Climate Change Decimates Yellow Cedar

Warming winter weather in southeast Alaska has created a combination of conditions that's eliminating yellow cedar from low-elevation rainforests.

Dead yellow cedar trees cover 200,000 hectares (770 square miles) of coastal Alaska and extend into northern BC.

Scientists have now directly linked weather patterns with tree response over the last hundred years to document how climate change has pushed yellow cedars into a lethal predicament.

Unlike other trees in the region, yellow cedar's frost hardiness is triggered by temperature, making it particularly vulnerable to climate change. Its response to spring temperatures enables yellow cedar to get an early start on growing, giving it an edge over other northern rainforest species. There's a drawback, though.

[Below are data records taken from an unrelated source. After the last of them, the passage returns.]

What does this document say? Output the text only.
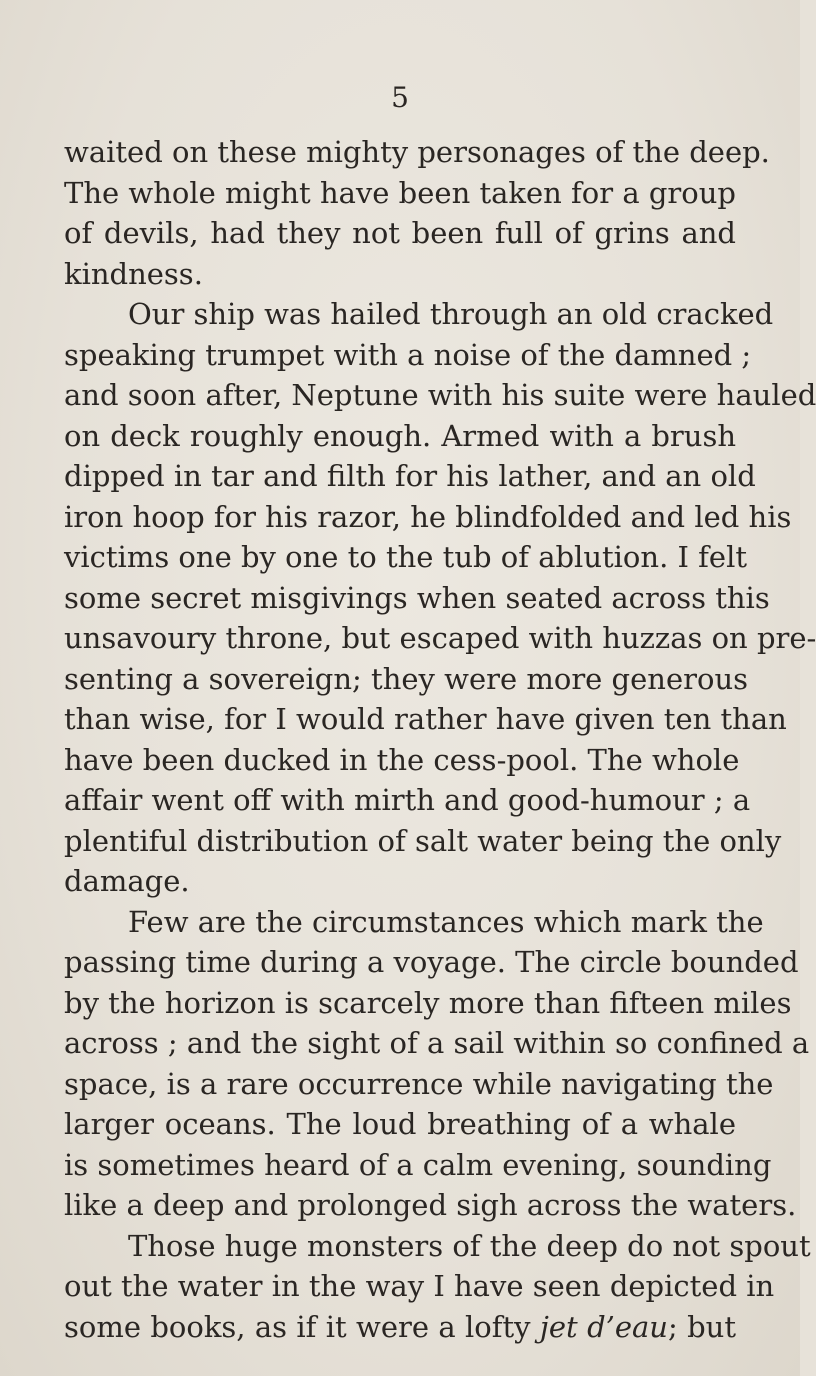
5
waited on these mighty personages of the deep.
The whole might have been taken for a group
of devils, had they not been full of grins and
kindness.
Our ship was hailed through an old cracked
speaking trumpet with a noise of the damned ;
and soon after, Neptune with his suite were hauled
on deck roughly enough. Armed with a brush
dipped in tar and filth for his lather, and an old
iron hoop for his razor, he blindfolded and led his
victims one by one to the tub of ablution. I felt
some secret misgivings when seated across this
unsavoury throne, but escaped with huzzas on pre-
senting a sovereign; they were more generous
than wise, for I would rather have given ten than
have been ducked in the cess-pool. The whole
affair went off with mirth and good-humour ; a
plentiful distribution of salt water being the only
damage.
Few are the circumstances which mark the
passing time during a voyage. The circle bounded
by the horizon is scarcely more than fifteen miles
across ; and the sight of a sail within so confined a
space, is a rare occurrence while navigating the
larger oceans. The loud breathing of a whale
is sometimes heard of a calm evening, sounding
like a deep and prolonged sigh across the waters.
Those huge monsters of the deep do not spout
out the water in the way I have seen depicted in
some books, as if it were a lofty jet d’eau; but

Intermittent late-winter melting can prompt yellow cedar to end its frost-hardy state prematurely.

When a maritime air mass moves over southeast Alaska, winter temperatures can climb above freezing enough to inspire yellow cedar to deharden. Periods of late-winter thawing have become more frequent and pronounced in recent decades. But bouts of freezing weather, brought by cold arctic air, have continued returning at a steady pace.

It's becoming more common, then, for freezing temperatures to be preceded by a winter warm spell. Such a cycle destroys any unprotected fine roots. With fewer roots feeding it, the tree crown suffocates, causing foliage to turn brown and die. Eventually, the entire tree succumbs. Cedars growing in bogs where water forces them to keep roots near the ground surface are particularly vulnerable to freezing.

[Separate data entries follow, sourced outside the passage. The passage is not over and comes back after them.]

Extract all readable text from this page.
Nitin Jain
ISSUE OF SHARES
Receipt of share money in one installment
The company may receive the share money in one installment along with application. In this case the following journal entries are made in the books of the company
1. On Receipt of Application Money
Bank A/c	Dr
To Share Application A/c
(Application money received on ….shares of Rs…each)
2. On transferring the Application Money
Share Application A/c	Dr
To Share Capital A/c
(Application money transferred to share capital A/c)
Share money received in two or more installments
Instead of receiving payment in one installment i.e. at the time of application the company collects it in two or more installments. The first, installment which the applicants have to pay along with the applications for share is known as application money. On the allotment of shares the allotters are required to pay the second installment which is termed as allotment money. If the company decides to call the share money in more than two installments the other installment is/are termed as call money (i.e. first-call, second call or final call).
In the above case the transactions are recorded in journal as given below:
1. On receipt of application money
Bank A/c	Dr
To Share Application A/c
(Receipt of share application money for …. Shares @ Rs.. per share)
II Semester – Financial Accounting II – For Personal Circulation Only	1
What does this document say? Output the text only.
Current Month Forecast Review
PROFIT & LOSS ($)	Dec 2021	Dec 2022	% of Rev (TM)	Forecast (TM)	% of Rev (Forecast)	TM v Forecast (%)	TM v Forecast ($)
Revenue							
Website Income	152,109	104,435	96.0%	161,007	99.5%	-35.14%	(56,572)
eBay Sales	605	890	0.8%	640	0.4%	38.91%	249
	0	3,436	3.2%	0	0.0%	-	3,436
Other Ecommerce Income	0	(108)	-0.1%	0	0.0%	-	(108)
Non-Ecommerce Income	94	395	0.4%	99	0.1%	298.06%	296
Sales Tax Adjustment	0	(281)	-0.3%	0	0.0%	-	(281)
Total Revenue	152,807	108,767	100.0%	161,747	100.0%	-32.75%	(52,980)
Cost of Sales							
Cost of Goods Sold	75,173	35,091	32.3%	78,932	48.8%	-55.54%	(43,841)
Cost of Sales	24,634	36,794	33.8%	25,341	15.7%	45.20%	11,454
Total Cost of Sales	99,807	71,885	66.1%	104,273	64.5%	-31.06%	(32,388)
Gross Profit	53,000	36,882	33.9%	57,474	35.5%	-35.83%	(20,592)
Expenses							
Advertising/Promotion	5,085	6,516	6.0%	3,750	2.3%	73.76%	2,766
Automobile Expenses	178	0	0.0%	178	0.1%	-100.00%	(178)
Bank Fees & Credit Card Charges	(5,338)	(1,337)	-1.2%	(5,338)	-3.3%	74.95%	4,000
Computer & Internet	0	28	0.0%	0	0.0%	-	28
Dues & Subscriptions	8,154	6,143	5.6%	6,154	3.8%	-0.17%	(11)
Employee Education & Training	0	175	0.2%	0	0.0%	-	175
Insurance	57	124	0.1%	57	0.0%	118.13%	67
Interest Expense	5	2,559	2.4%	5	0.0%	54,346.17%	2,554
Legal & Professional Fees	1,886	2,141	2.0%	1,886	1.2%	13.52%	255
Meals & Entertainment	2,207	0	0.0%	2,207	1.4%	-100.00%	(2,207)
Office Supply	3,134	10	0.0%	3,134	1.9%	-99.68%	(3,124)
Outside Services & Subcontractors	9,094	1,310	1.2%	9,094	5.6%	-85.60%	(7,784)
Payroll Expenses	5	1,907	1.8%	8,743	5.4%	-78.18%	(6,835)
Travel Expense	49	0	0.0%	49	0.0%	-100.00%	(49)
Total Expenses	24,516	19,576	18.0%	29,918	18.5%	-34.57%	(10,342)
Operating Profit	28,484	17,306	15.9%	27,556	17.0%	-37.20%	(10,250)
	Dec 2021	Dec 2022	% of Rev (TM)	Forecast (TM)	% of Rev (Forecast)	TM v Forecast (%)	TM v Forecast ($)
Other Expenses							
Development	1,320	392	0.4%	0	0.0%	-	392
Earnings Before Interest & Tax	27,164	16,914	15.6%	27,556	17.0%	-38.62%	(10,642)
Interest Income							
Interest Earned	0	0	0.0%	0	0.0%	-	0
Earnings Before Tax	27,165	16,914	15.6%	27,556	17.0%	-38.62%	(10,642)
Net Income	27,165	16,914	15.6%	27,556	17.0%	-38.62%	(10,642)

In past centuries, yellow cedar roots were protected from cycles of thawing and freezing by an insulating blanket of snow on the ground. But as another consequence of a warmer climate, the ample precipitation in this region during winter is increasingly landing as rain rather than snow. The annual snowfall along the southeast Alaskan coastline has declined by an estimated two metres (6.5 feet) since 1900. Meanwhile, late-winter rainfall rose by 6.2 millimetres (0.08 inches) a year. It's where snow accumulation has diminished most that 79 percent of dead and dying yellow cedars have been found.

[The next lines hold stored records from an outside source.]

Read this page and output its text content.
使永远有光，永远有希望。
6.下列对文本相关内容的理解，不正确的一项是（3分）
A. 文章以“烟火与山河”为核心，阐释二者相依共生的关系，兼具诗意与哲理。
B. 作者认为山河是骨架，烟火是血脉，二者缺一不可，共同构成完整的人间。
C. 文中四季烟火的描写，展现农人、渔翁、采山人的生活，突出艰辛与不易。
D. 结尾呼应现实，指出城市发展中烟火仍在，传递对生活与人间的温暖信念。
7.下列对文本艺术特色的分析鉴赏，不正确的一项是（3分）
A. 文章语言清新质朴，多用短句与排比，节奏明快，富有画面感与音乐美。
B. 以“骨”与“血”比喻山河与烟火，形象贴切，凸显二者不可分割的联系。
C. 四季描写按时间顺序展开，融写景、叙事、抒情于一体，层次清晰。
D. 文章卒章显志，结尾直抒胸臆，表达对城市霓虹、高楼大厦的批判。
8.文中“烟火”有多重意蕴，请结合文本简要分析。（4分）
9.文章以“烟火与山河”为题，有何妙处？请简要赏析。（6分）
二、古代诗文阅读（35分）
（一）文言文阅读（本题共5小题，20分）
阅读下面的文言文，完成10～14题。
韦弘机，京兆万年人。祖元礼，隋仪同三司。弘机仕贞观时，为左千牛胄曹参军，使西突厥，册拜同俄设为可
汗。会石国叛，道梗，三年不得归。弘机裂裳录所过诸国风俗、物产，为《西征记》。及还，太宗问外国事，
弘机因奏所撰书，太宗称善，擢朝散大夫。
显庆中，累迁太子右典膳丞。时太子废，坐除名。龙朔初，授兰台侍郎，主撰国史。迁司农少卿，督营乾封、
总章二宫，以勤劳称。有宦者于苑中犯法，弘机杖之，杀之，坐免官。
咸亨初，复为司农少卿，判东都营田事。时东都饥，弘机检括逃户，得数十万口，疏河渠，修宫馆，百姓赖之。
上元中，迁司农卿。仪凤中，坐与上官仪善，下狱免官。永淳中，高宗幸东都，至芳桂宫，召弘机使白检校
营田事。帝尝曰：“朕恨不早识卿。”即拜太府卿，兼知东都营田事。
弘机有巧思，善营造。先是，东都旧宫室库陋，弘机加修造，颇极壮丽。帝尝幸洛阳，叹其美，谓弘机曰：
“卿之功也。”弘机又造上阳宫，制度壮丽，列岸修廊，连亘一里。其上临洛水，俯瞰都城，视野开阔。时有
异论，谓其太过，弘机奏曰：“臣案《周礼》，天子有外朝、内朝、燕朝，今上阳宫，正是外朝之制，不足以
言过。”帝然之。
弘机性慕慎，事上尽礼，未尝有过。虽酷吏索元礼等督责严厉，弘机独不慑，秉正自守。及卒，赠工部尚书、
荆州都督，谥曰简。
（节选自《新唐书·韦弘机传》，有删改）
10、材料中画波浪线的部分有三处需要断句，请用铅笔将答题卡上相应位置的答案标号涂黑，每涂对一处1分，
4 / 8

The suffering cedar trees average 240 years old and almost all began growing during the Little Ice Age, a cold period lasting several centuries. The onset of dying yellow cedars corresponds with the end of the Little Ice Age in Alaska around 1890.

Conditions lethal for yellow cedar have arisen especially often during the last two decades. The worst period when alternating thawing and freezing temperatures coincided with little snow on the ground was early 1987. Similarly harsh circumstances also occurred in 1997, 2001 and 2003. The 1987 episode is marked by snags dating from that time and extremely little growth in those cedars that did survive.

So far, most Alaskan forests above 300 metres (985 feet) elevation have escaped the trauma induced by climatic warming. Farther up the mountain sides, the weather remains cool and the snowpack gets deep. As the climate continues warming though, researchers are already observing the dying cedars spreading up Alaska's hillsides.

Reference

Colin M. Beier, Scott E. Sink, Paul E. Hennon, David V. D'Amore and Glenn P. Juday. 2008. Twentieth-century warming and the dendroclimatology of declining yellow-cedar forests in southeastern Alaska. Canadian Journal of Forest Research. 38(6): 1319-1334.